Part of me is aghast – they didn’t know the story before they started? That is unfair to the viewer! For the writer in me a light bulb went off. Why should viewers hold television shows to a higher standard than authors? The writing process is the same for both, with two key differences. One, I work alone and only have myself to argue with about plot and character whereas television writer’s rooms are filled with insanely talented people, all with different opinions. Two, no one but me sees or even knows about all of the dropped threads, evolved characters and changing storylines. I cannot imagine having to produce chapters for consumption before I have the novel finished. I would be locked into bad story ideas and thin characters with unrealistic motivations.
Which brings me to the title of this post. Until I heard the phrase, corridors of imagination, I had never thought of the creative process in that way but a more apt description I now cannot conceive. If each corridor is a novel, then each doorway off of it is a story idea, plot point, character motivation or back story. I know where the story starts and where it ends, always, but everything in between is up for grabs. Which doorway will I walk into? Or, as is the case now, which doorway will I stand outside for days and days, knowing exactly what is going on inside but too lazy to open the door. Or maybe I’m inside the room and am staring at a picture on the wall, a description, that I can see but cannot find the perfect words to describe.
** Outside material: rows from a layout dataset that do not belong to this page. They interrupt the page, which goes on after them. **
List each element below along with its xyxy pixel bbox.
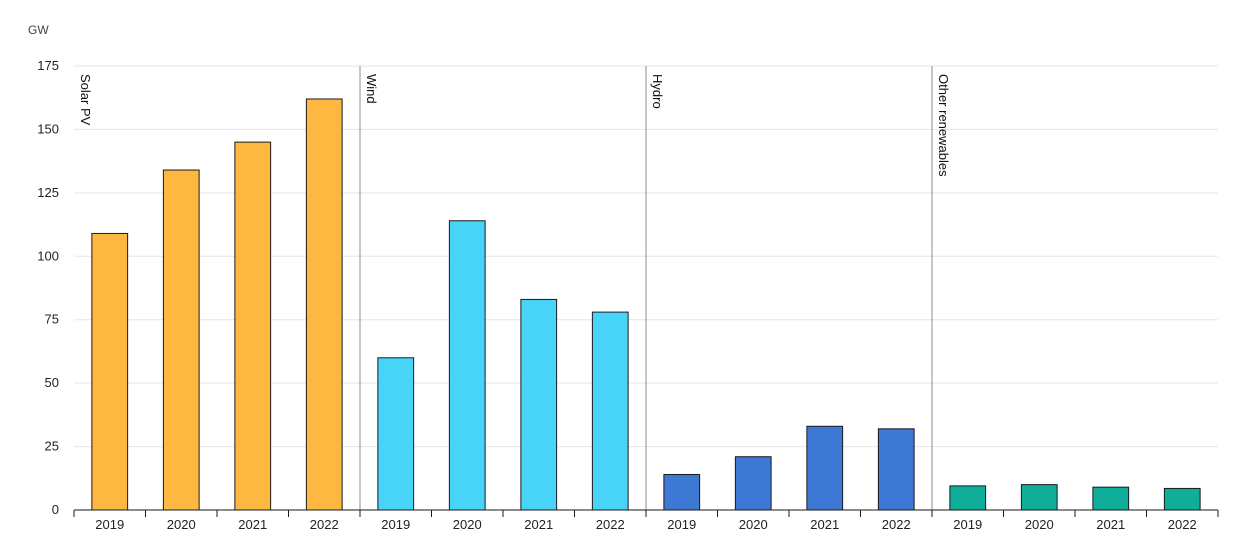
- y-tick-label: 50: [45, 375, 59, 390]
- x-tick-label: 2021: [524, 517, 553, 532]
- y-tick-label: 150: [37, 121, 59, 136]
- x-tick-label: 2020: [167, 517, 196, 532]
- x-tick-label: 2022: [882, 517, 911, 532]
- bar: [448, 220, 486, 511]
- x-tick-label: 2021: [238, 517, 267, 532]
- group-label: Other renewables: [936, 74, 951, 177]
- y-tick-label: 25: [45, 439, 59, 454]
- bar: [591, 311, 629, 511]
- bar: [1020, 484, 1058, 511]
- x-tick-label: 2020: [739, 517, 768, 532]
- x-tick-label: 2022: [310, 517, 339, 532]
- bar: [734, 456, 772, 511]
- bar: [877, 428, 915, 511]
- x-tick-label: 2019: [953, 517, 982, 532]
- bar: [663, 473, 701, 511]
- bar: [91, 232, 129, 511]
- group-label: Solar PV: [78, 74, 93, 126]
- y-axis-unit-label: GW: [28, 23, 49, 37]
- group-separators: [359, 66, 933, 510]
- bar: [1163, 487, 1201, 511]
- x-tick-label: 2020: [453, 517, 482, 532]
- x-tick-label: 2022: [596, 517, 625, 532]
- y-tick-label: 125: [37, 185, 59, 200]
- y-tick-label: 0: [52, 502, 59, 517]
- bar: [1092, 486, 1130, 511]
- bar: [806, 425, 844, 511]
- y-axis-ticks: 0 25 50 75 100 125 150 175: [37, 58, 59, 517]
- x-tick-label: 2019: [667, 517, 696, 532]
- x-tick-label: 2019: [381, 517, 410, 532]
- x-tick-label: 2020: [1025, 517, 1054, 532]
- x-tick-label: 2019: [95, 517, 124, 532]
- bar: [949, 485, 987, 511]
- x-tick-label: 2021: [1096, 517, 1125, 532]
- bar: [520, 298, 558, 511]
- bar: [377, 357, 415, 511]
- bar: [162, 169, 200, 511]
- y-tick-label: 75: [45, 312, 59, 327]
- group-label: Wind: [364, 74, 379, 104]
- bar: [234, 141, 272, 511]
- x-tick-label: 2022: [1168, 517, 1197, 532]
- y-tick-label: 175: [37, 58, 59, 73]
- bar: [305, 98, 343, 511]
- x-axis: 2019 2020 2021 2022 2019 2020 2021 2022 2019 2020…: [73, 509, 1219, 532]
- group-label: Hydro: [650, 74, 665, 109]
- group-labels: Solar PV Wind Hydro Other renewables: [78, 74, 951, 177]
- y-tick-label: 100: [37, 248, 59, 263]
- x-tick-label: 2021: [810, 517, 839, 532]
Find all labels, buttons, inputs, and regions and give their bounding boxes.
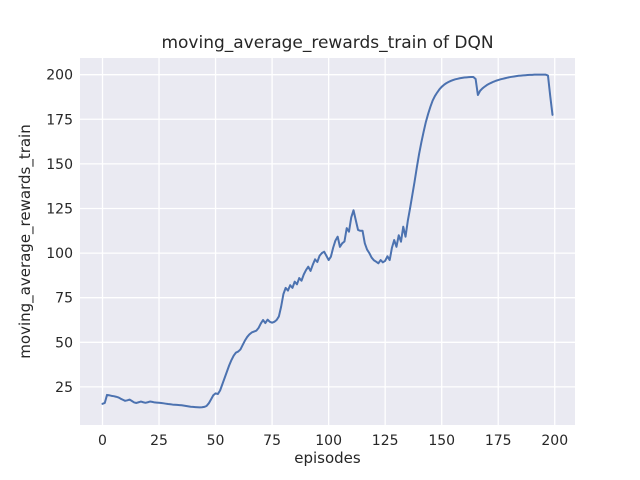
x-tick-label: 125 (372, 433, 399, 449)
y-tick-label: 150 (46, 157, 73, 173)
x-tick-label: 75 (263, 433, 281, 449)
x-tick-label: 0 (98, 433, 107, 449)
y-tick-label: 125 (46, 201, 73, 217)
y-tick-label: 25 (55, 380, 73, 396)
y-tick-label: 100 (46, 246, 73, 262)
y-tick-label: 175 (46, 112, 73, 128)
x-tick-label: 150 (428, 433, 455, 449)
x-axis-label: episodes (294, 449, 361, 467)
x-tick-label: 25 (150, 433, 168, 449)
y-tick-labels: 25 50 75 100 125 150 175 200 (46, 68, 73, 396)
x-tick-labels: 0 25 50 75 100 125 150 175 200 (98, 433, 568, 449)
gridlines (80, 58, 575, 425)
reward-line (101, 73, 554, 409)
x-tick-label: 200 (541, 433, 568, 449)
y-tick-label: 75 (55, 291, 73, 307)
y-tick-label: 50 (55, 335, 73, 351)
x-tick-label: 175 (485, 433, 512, 449)
plot-area (80, 58, 575, 425)
x-tick-label: 50 (207, 433, 225, 449)
x-tick-label: 100 (315, 433, 342, 449)
chart-title: moving_average_rewards_train of DQN (161, 33, 493, 53)
y-axis-label: moving_average_rewards_train (16, 124, 35, 358)
y-tick-label: 200 (46, 68, 73, 84)
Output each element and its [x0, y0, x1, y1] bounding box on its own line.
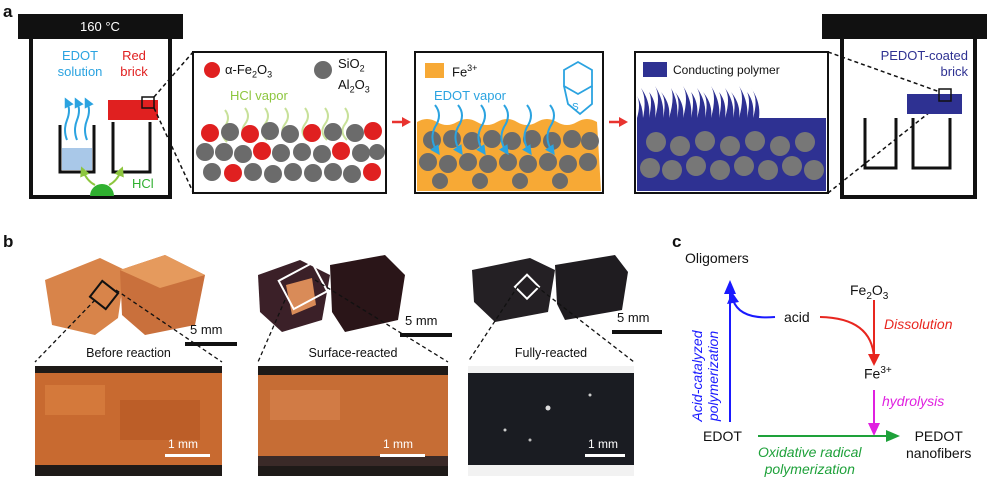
legend-polymer: Conducting polymer — [673, 63, 780, 77]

Then there are times when you open the door to find another corridor, this one brighter, straighter and shorter; or longer, darker and with twists and turns. The decisions on which direction to go can be easy or difficult. Sometimes bright and straight isn’t the right choice to make. The problem isn’t too many choices. Problems arise when there are no choices at all.
I’ve set a goal of finishing the first draft of the mystery by December 31. Unfortunately, I’m standing still and staring at a picture, the perfect words not coming to me. I have to allow myself to not wait for the perfect phrase and to push on through to the other rooms. Therein lies the rest of my story, anxious for release.
*I freely admit to stealing this phrase from the Wolf Gang frontman who introduced the song, “The King and All of His Men” on Alt Nation. It was too perfect not to steal.